Evaluating AI Tools for QA: Lessons Learned
The article discusses the author's experience in evaluating three different AI-powered tools for QA work, highlighting the successes and failures of each approach.
Why it matters
The article provides a realistic and honest assessment of the current state of AI-powered tools in the QA domain, highlighting the challenges and limitations that organizations may face when adopting these technologies.
Key Points
- 1Automatic unit test generation tool produced many passing tests but failed to catch a critical bug
- 2AI-powered visual regression tool generated too many false positives, making it unusable
- 3LLM-based bug triage assistant had decent classification but struggled with generating appropriate responses
- 4In-house AI-assisted test case generation tool proved useful, but still requires human review and refinement
Details
The article starts by recounting the author's experience with an automatic unit test generation tool that produced a high coverage report but failed to catch a critical bug in the checkout flow. This led the team to try three different AI-powered tools for QA work at BetterQA. The first was an AI-powered visual regression service that initially seemed promising but ultimately generated too many false positives, making it unusable.

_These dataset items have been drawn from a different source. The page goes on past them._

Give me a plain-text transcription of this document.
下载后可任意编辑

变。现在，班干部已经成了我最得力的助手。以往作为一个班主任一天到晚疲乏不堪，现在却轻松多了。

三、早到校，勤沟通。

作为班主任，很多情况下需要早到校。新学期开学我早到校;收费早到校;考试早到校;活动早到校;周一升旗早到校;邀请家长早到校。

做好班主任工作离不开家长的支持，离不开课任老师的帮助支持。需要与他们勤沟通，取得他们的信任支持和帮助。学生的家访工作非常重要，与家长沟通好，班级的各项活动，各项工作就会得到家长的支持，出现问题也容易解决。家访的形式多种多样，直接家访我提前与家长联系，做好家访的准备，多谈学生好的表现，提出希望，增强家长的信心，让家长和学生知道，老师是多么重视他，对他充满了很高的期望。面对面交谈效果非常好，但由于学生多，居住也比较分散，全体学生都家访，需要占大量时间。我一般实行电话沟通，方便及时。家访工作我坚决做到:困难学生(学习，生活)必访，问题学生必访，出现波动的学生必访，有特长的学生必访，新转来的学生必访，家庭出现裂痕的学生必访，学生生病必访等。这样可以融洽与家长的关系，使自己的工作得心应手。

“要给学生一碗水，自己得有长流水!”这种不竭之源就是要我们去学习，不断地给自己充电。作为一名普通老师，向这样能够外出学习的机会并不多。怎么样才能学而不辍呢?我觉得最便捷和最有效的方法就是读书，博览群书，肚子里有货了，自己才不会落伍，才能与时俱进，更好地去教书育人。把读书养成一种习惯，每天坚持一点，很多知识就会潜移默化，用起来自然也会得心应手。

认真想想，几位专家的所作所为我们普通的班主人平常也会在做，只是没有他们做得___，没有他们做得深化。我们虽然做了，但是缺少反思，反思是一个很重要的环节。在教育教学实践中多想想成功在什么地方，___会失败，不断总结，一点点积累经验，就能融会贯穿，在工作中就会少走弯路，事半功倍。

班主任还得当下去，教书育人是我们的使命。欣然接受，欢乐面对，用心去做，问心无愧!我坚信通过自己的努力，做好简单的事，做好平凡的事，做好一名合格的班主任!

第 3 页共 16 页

The second was an LLM-based bug triage assistant that had decent classification but struggled with generating appropriate responses, leading the team to remove the automated response drafting feature. The one tool that proved useful was an in-house AI-assisted test case generation tool built using the Anthropic API (specifically Claude). While the generated test cases still require significant human review and refinement, the tool has saved the team hours per project by producing a first draft of the test plan much faster than a human could.